Function tables are a great way to visually represent the input-output relationships of a function. In essence, they allow us to see how different inputs (x-values) affect the corresponding outputs (y-values). This is especially helpful in understanding the behavior of a function across its domain. Let's break it down:

• First, identify the domain of the function. This represents all the valid x-values you can plug into the function.
• Next, select some actual x-values from this set. It is usually helpful to choose a few values, including boundary points and easily computable points.
• Finally, calculate the corresponding y-values by substituting these x-values into the function. This gives us a table showing our inputs and their resulting outputs.

By using function tables, we gain insight into the function's behavior, helping us understand concepts like continuity, increasing/decreasing intervals, and more.

The square root function is a specific type of mathematical function that involves finding the non-negative square root of a number. It is typically written as \( y = \sqrt{x} \), but can include other expressions inside the square root, like \( y = \sqrt{3x - 10} \) from the original exercise.

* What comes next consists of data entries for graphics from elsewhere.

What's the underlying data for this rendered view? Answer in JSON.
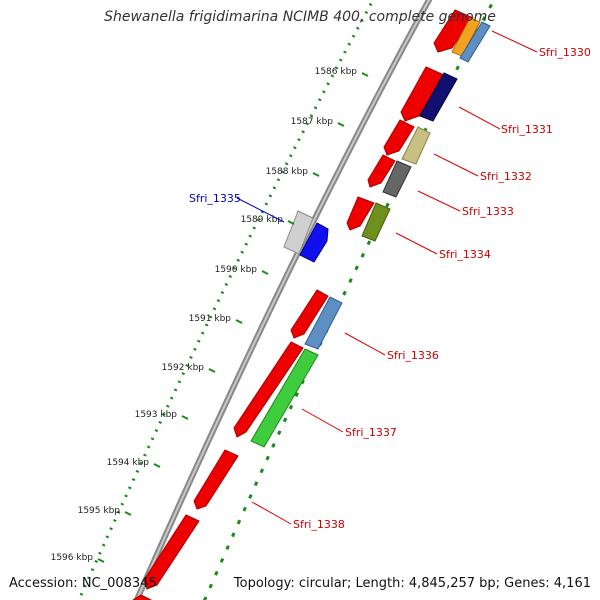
{
  "title": "Shewanella frigidimarina NCIMB 400, complete genome",
  "accession_text": "Accession: NC_008345",
  "topology_text": "Topology: circular; Length: 4,845,257 bp; Genes: 4,161",
  "ruler": {
    "tick_unit": "kbp",
    "ticks": [
      {
        "kbp": 1586,
        "label": "1586 kbp"
      },
      {
        "kbp": 1587,
        "label": "1587 kbp"
      },
      {
        "kbp": 1588,
        "label": "1588 kbp"
      },
      {
        "kbp": 1589,
        "label": "1589 kbp"
      },
      {
        "kbp": 1590,
        "label": "1590 kbp"
      },
      {
        "kbp": 1591,
        "label": "1591 kbp"
      },
      {
        "kbp": 1592,
        "label": "1592 kbp"
      },
      {
        "kbp": 1593,
        "label": "1593 kbp"
      },
      {
        "kbp": 1594,
        "label": "1594 kbp"
      },
      {
        "kbp": 1595,
        "label": "1595 kbp"
      },
      {
        "kbp": 1596,
        "label": "1596 kbp"
      }
    ]
  },
  "gene_labels": [
    {
      "name": "Sfri_1330",
      "color": "#cc0000"
    },
    {
      "name": "Sfri_1331",
      "color": "#cc0000"
    },
    {
      "name": "Sfri_1332",
      "color": "#cc0000"
    },
    {
      "name": "Sfri_1333",
      "color": "#cc0000"
    },
    {
      "name": "Sfri_1334",
      "color": "#cc0000"
    },
    {
      "name": "Sfri_1335",
      "color": "#0000cc"
    },
    {
      "name": "Sfri_1336",
      "color": "#cc0000"
    },
    {
      "name": "Sfri_1337",
      "color": "#cc0000"
    },
    {
      "name": "Sfri_1338",
      "color": "#cc0000"
    }
  ],
  "colors": {
    "backbone": "#8c8c8c",
    "ruler_dots": "#1a8a1a",
    "orf_forward": "#ee0000",
    "orf_reverse": "#ee0000"
  }
}
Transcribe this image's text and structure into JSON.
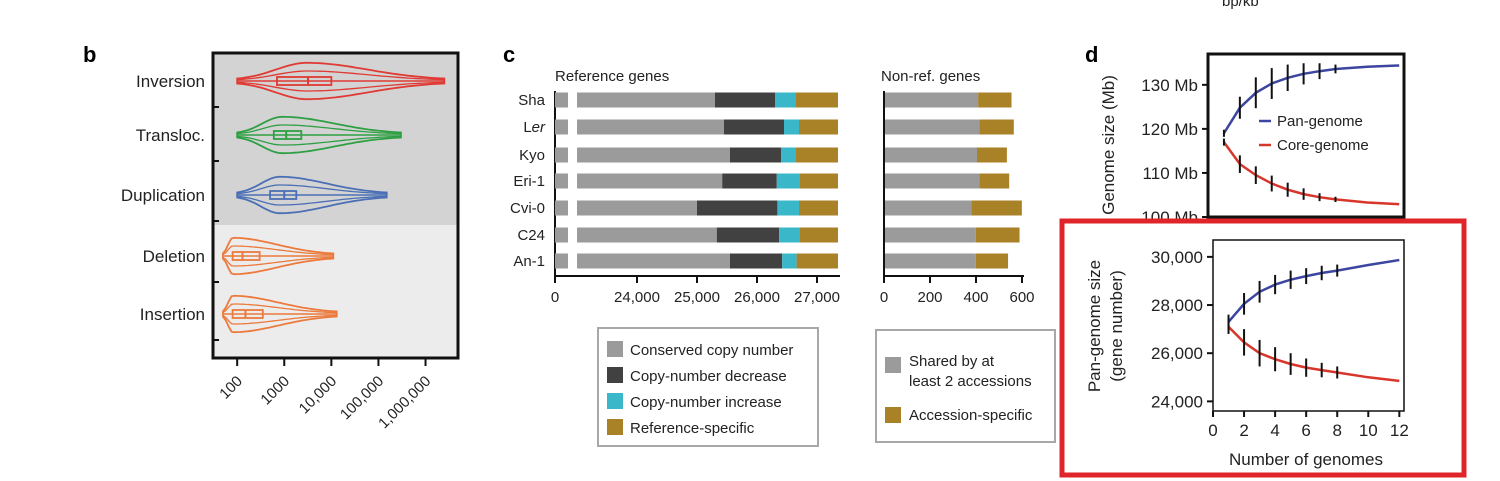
{
  "header": {
    "top_right_text": "bp/kb"
  },
  "panels": {
    "b": {
      "letter": "b"
    },
    "c": {
      "letter": "c"
    },
    "d": {
      "letter": "d"
    }
  },
  "chart_data": [
    {
      "id": "b",
      "type": "violin",
      "title": "",
      "xscale": "log",
      "xlim": [
        50,
        3000000
      ],
      "xticks": [
        {
          "value": 100,
          "label": "100"
        },
        {
          "value": 1000,
          "label": "1000"
        },
        {
          "value": 10000,
          "label": "10,000"
        },
        {
          "value": 100000,
          "label": "100,000"
        },
        {
          "value": 1000000,
          "label": "1,000,000"
        }
      ],
      "categories": [
        {
          "name": "Inversion",
          "color": "#e03a34",
          "group": "dark",
          "min": 100,
          "q1": 700,
          "median": 3200,
          "q3": 10000,
          "max": 2500000,
          "peak": 3000
        },
        {
          "name": "Transloc.",
          "color": "#2ea043",
          "group": "dark",
          "min": 100,
          "q1": 600,
          "median": 1100,
          "q3": 2300,
          "max": 300000,
          "peak": 900
        },
        {
          "name": "Duplication",
          "color": "#4a6fb5",
          "group": "dark",
          "min": 100,
          "q1": 500,
          "median": 1000,
          "q3": 1800,
          "max": 150000,
          "peak": 800
        },
        {
          "name": "Deletion",
          "color": "#ec7a3c",
          "group": "light",
          "min": 50,
          "q1": 80,
          "median": 130,
          "q3": 300,
          "max": 11000,
          "peak": 80
        },
        {
          "name": "Insertion",
          "color": "#ec7a3c",
          "group": "light",
          "min": 50,
          "q1": 80,
          "median": 150,
          "q3": 350,
          "max": 13000,
          "peak": 80
        }
      ]
    },
    {
      "id": "c-ref",
      "type": "stacked-bar-horizontal",
      "title": "Reference genes",
      "axis_break": true,
      "xlim": [
        23000,
        27500
      ],
      "xticks": [
        {
          "value": 0,
          "label": "0"
        },
        {
          "value": 24000,
          "label": "24,000"
        },
        {
          "value": 25000,
          "label": "25,000"
        },
        {
          "value": 26000,
          "label": "26,000"
        },
        {
          "value": 27000,
          "label": "27,000"
        }
      ],
      "categories": [
        "Sha",
        "Ler",
        "Kyo",
        "Eri-1",
        "Cvi-0",
        "C24",
        "An-1"
      ],
      "category_labels": [
        {
          "pre": "Sha",
          "italic": "",
          "post": ""
        },
        {
          "pre": "L",
          "italic": "er",
          "post": ""
        },
        {
          "pre": "Kyo",
          "italic": "",
          "post": ""
        },
        {
          "pre": "Eri-1",
          "italic": "",
          "post": ""
        },
        {
          "pre": "Cvi-0",
          "italic": "",
          "post": ""
        },
        {
          "pre": "C24",
          "italic": "",
          "post": ""
        },
        {
          "pre": "An-1",
          "italic": "",
          "post": ""
        }
      ],
      "series": [
        {
          "name": "Conserved copy number",
          "color": "#9b9b9b",
          "ends": [
            25300,
            25450,
            25550,
            25420,
            25000,
            25330,
            25550
          ]
        },
        {
          "name": "Copy-number decrease",
          "color": "#414141",
          "ends": [
            26300,
            26450,
            26400,
            26330,
            26340,
            26370,
            26420
          ]
        },
        {
          "name": "Copy-number increase",
          "color": "#3ab7c8",
          "ends": [
            26650,
            26700,
            26650,
            26710,
            26700,
            26710,
            26660
          ]
        },
        {
          "name": "Reference-specific",
          "color": "#a98127",
          "ends": [
            27350,
            27350,
            27350,
            27350,
            27350,
            27350,
            27350
          ]
        }
      ]
    },
    {
      "id": "c-nonref",
      "type": "stacked-bar-horizontal",
      "title": "Non-ref. genes",
      "xlim": [
        0,
        600
      ],
      "xticks": [
        {
          "value": 0,
          "label": "0"
        },
        {
          "value": 200,
          "label": "200"
        },
        {
          "value": 400,
          "label": "400"
        },
        {
          "value": 600,
          "label": "600"
        }
      ],
      "categories": [
        "Sha",
        "Ler",
        "Kyo",
        "Eri-1",
        "Cvi-0",
        "C24",
        "An-1"
      ],
      "series": [
        {
          "name": "Shared by at least 2 accessions",
          "color": "#9b9b9b",
          "values": [
            405,
            410,
            400,
            410,
            375,
            395,
            395
          ]
        },
        {
          "name": "Accession-specific",
          "color": "#a98127",
          "values": [
            145,
            150,
            130,
            130,
            220,
            190,
            140
          ]
        }
      ]
    },
    {
      "id": "d-top",
      "type": "line",
      "ylabel": "Genome size (Mb)",
      "xlim": [
        0,
        12.3
      ],
      "ylim": [
        100,
        137
      ],
      "yticks": [
        {
          "value": 100,
          "label": "100 Mb"
        },
        {
          "value": 110,
          "label": "110 Mb"
        },
        {
          "value": 120,
          "label": "120 Mb"
        },
        {
          "value": 130,
          "label": "130 Mb"
        }
      ],
      "series": [
        {
          "name": "Pan-genome",
          "color": "#3c46a0",
          "x": [
            1,
            2,
            3,
            4,
            5,
            6,
            7,
            8,
            10,
            12
          ],
          "y": [
            119.0,
            124.8,
            128.2,
            130.3,
            131.6,
            132.5,
            133.1,
            133.6,
            134.1,
            134.4
          ],
          "err": [
            0.8,
            2.5,
            3.5,
            3.5,
            3.0,
            2.4,
            1.8,
            1.0,
            0,
            0
          ]
        },
        {
          "name": "Core-genome",
          "color": "#d9362b",
          "x": [
            1,
            2,
            3,
            4,
            5,
            6,
            7,
            8,
            10,
            12
          ],
          "y": [
            117.0,
            112.0,
            109.5,
            107.6,
            106.2,
            105.2,
            104.5,
            104.0,
            103.3,
            102.9
          ],
          "err": [
            0.8,
            2.0,
            2.0,
            1.8,
            1.6,
            1.3,
            0.9,
            0.6,
            0,
            0
          ]
        }
      ],
      "error_bar_max_x": 8
    },
    {
      "id": "d-bottom",
      "type": "line",
      "xlabel": "Number of genomes",
      "ylabel": "Pan-genome size (gene number)",
      "ylabel_lines": [
        "Pan-genome size",
        "(gene number)"
      ],
      "xlim": [
        0,
        12.3
      ],
      "ylim": [
        23600,
        30700
      ],
      "xticks": [
        {
          "value": 0,
          "label": "0"
        },
        {
          "value": 2,
          "label": "2"
        },
        {
          "value": 4,
          "label": "4"
        },
        {
          "value": 6,
          "label": "6"
        },
        {
          "value": 8,
          "label": "8"
        },
        {
          "value": 10,
          "label": "10"
        },
        {
          "value": 12,
          "label": "12"
        }
      ],
      "yticks": [
        {
          "value": 24000,
          "label": "24,000"
        },
        {
          "value": 26000,
          "label": "26,000"
        },
        {
          "value": 28000,
          "label": "28,000"
        },
        {
          "value": 30000,
          "label": "30,000"
        }
      ],
      "series": [
        {
          "name": "Pan-genome",
          "color": "#3c46a0",
          "x": [
            1,
            2,
            3,
            4,
            5,
            6,
            7,
            8,
            10,
            12
          ],
          "y": [
            27300,
            28050,
            28550,
            28850,
            29050,
            29200,
            29330,
            29430,
            29660,
            29870
          ],
          "err": [
            300,
            450,
            450,
            400,
            380,
            330,
            300,
            250,
            0,
            0
          ]
        },
        {
          "name": "Core-genome",
          "color": "#d9362b",
          "x": [
            1,
            2,
            3,
            4,
            5,
            6,
            7,
            8,
            10,
            12
          ],
          "y": [
            27100,
            26450,
            26000,
            25750,
            25550,
            25400,
            25300,
            25200,
            25000,
            24850
          ],
          "err": [
            300,
            550,
            550,
            500,
            450,
            380,
            300,
            250,
            0,
            0
          ]
        }
      ],
      "error_bar_max_x": 8
    }
  ],
  "highlight": {
    "color": "#e0252a",
    "description": "Pan-genome size panel highlighted"
  }
}
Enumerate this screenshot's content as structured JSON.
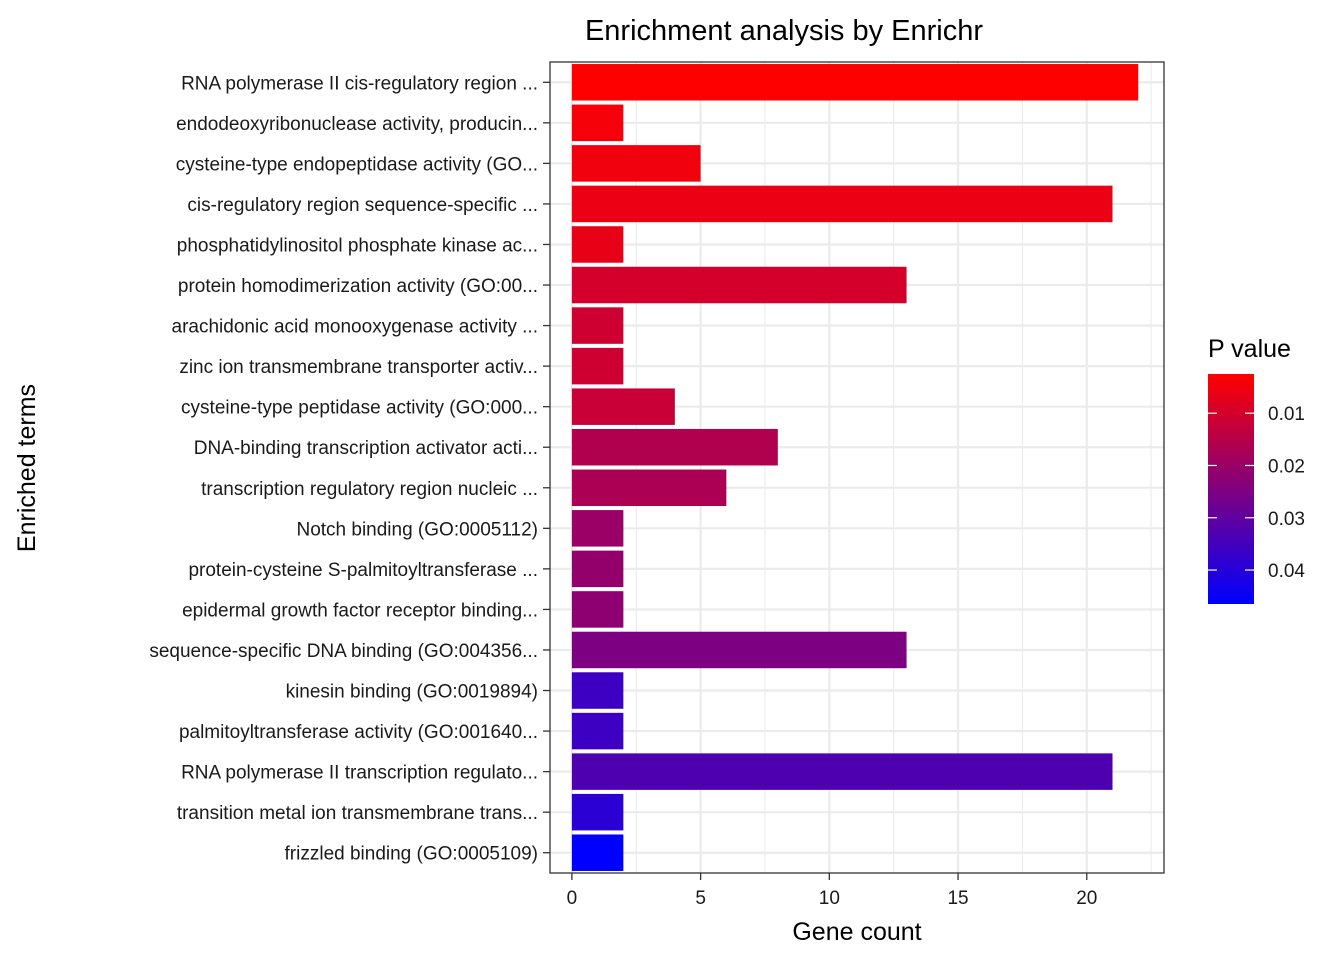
{
  "chart_data": {
    "type": "bar",
    "orientation": "horizontal",
    "title": "Enrichment analysis by Enrichr",
    "xlabel": "Gene count",
    "ylabel": "Enriched terms",
    "xlim": [
      -0.85,
      23
    ],
    "xticks": [
      0,
      5,
      10,
      15,
      20
    ],
    "grid": true,
    "legend": {
      "title": "P value",
      "position": "right",
      "min": 0.0025,
      "max": 0.0465,
      "ticks": [
        0.01,
        0.02,
        0.03,
        0.04
      ],
      "low_color": "#ff0000",
      "high_color": "#0000ff"
    },
    "bars": [
      {
        "term": "RNA polymerase II cis-regulatory region ...",
        "count": 22,
        "pvalue": 0.0025
      },
      {
        "term": "endodeoxyribonuclease activity, producin...",
        "count": 2,
        "pvalue": 0.004
      },
      {
        "term": "cysteine-type endopeptidase activity (GO...",
        "count": 5,
        "pvalue": 0.005
      },
      {
        "term": "cis-regulatory region sequence-specific ...",
        "count": 21,
        "pvalue": 0.006
      },
      {
        "term": "phosphatidylinositol phosphate kinase ac...",
        "count": 2,
        "pvalue": 0.0065
      },
      {
        "term": "protein homodimerization activity (GO:00...",
        "count": 13,
        "pvalue": 0.01
      },
      {
        "term": "arachidonic acid monooxygenase activity ...",
        "count": 2,
        "pvalue": 0.011
      },
      {
        "term": "zinc ion transmembrane transporter activ...",
        "count": 2,
        "pvalue": 0.011
      },
      {
        "term": "cysteine-type peptidase activity (GO:000...",
        "count": 4,
        "pvalue": 0.012
      },
      {
        "term": "DNA-binding transcription activator acti...",
        "count": 8,
        "pvalue": 0.016
      },
      {
        "term": "transcription regulatory region nucleic ...",
        "count": 6,
        "pvalue": 0.017
      },
      {
        "term": "Notch binding (GO:0005112)",
        "count": 2,
        "pvalue": 0.02
      },
      {
        "term": "protein-cysteine S-palmitoyltransferase ...",
        "count": 2,
        "pvalue": 0.021
      },
      {
        "term": "epidermal growth factor receptor binding...",
        "count": 2,
        "pvalue": 0.022
      },
      {
        "term": "sequence-specific DNA binding (GO:004356...",
        "count": 13,
        "pvalue": 0.025
      },
      {
        "term": "kinesin binding (GO:0019894)",
        "count": 2,
        "pvalue": 0.036
      },
      {
        "term": "palmitoyltransferase activity (GO:001640...",
        "count": 2,
        "pvalue": 0.036
      },
      {
        "term": "RNA polymerase II transcription regulato...",
        "count": 21,
        "pvalue": 0.033
      },
      {
        "term": "transition metal ion transmembrane trans...",
        "count": 2,
        "pvalue": 0.039
      },
      {
        "term": "frizzled binding (GO:0005109)",
        "count": 2,
        "pvalue": 0.0465
      }
    ]
  }
}
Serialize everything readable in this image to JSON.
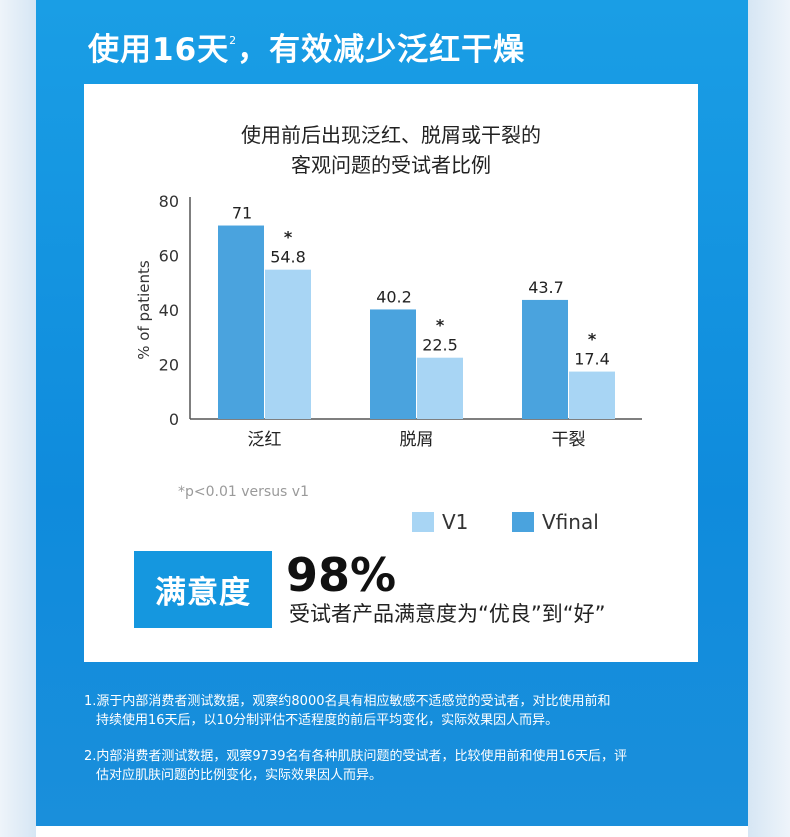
{
  "headline": {
    "main": "使用16天",
    "superscript": "2",
    "rest": "，有效减少泛红干燥"
  },
  "chart_title": {
    "line1": "使用前后出现泛红、脱屑或干裂的",
    "line2": "客观问题的受试者比例"
  },
  "chart_data": {
    "type": "bar",
    "categories": [
      "泛红",
      "脱屑",
      "干裂"
    ],
    "series": [
      {
        "name": "Vfinal",
        "values": [
          71,
          40.2,
          43.7
        ],
        "labels": [
          "71",
          "40.2",
          "43.7"
        ],
        "color": "#4aa3de"
      },
      {
        "name": "V1",
        "values": [
          54.8,
          22.5,
          17.4
        ],
        "labels": [
          "54.8",
          "22.5",
          "17.4"
        ],
        "color": "#a8d5f4",
        "significance_marker": "*"
      }
    ],
    "ylabel": "% of patients",
    "ylim": [
      0,
      80
    ],
    "yticks": [
      0,
      20,
      40,
      60,
      80
    ],
    "footnote": "*p<0.01 versus v1",
    "legend": [
      "V1",
      "Vfinal"
    ],
    "legend_position": "bottom-right"
  },
  "satisfaction": {
    "label": "满意度",
    "value": "98%",
    "description": "受试者产品满意度为“优良”到“好”"
  },
  "notes": [
    {
      "line1": "1.源于内部消费者测试数据，观察约8000名具有相应敏感不适感觉的受试者，对比使用前和",
      "line2": "持续使用16天后，以10分制评估不适程度的前后平均变化，实际效果因人而异。"
    },
    {
      "line1": "2.内部消费者测试数据，观察9739名有各种肌肤问题的受试者，比较使用前和使用16天后，评",
      "line2": "估对应肌肤问题的比例变化，实际效果因人而异。"
    }
  ],
  "colors": {
    "background_blue": "#1a9ee5",
    "bar_dark": "#4aa3de",
    "bar_light": "#a8d5f4",
    "badge_blue": "#1597df"
  }
}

• A key characteristic of the square root function is that it is only defined for numbers inside the square root that are greater than or equal to zero. This means you have to solve an inequality to determine its domain.
• The graph of a basic square root function \( y = \sqrt{x} \) is a curve that starts at the origin (0,0) and rises slowly to the right, only staying in the first quadrant.
• If there is a more complex expression inside the square root, like \( 3x - 10 \), you solve \( 3x - 10 \geq 0 \) to find the domain.

Understanding the behavior of the square root function helps us accurately determine valid x-values and predict the shape of its graph.

In algebra, inequalities are expressions involving the symbols \( > \), \( < \), \( \geq \), or \( \leq \). They are used when we want to express a range of possible values rather than a single solution.

• To solve an inequality, treat it much like an equation. However, remember that if you multiply or divide by a negative number, the inequality sign flips.
• The solution set to an inequality represents a range of values. For example, solving \( 3x - 10 \geq 0 \) gives us \( x \geq \frac{10}{3} \).
• Often, inequalities help us determine the domain of functions like the square root function, indicating which x-values lead to a real number output.

Mastering inequalities in algebra is critical, as they are fundamental in expressing constraints and conditions in various mathematical contexts.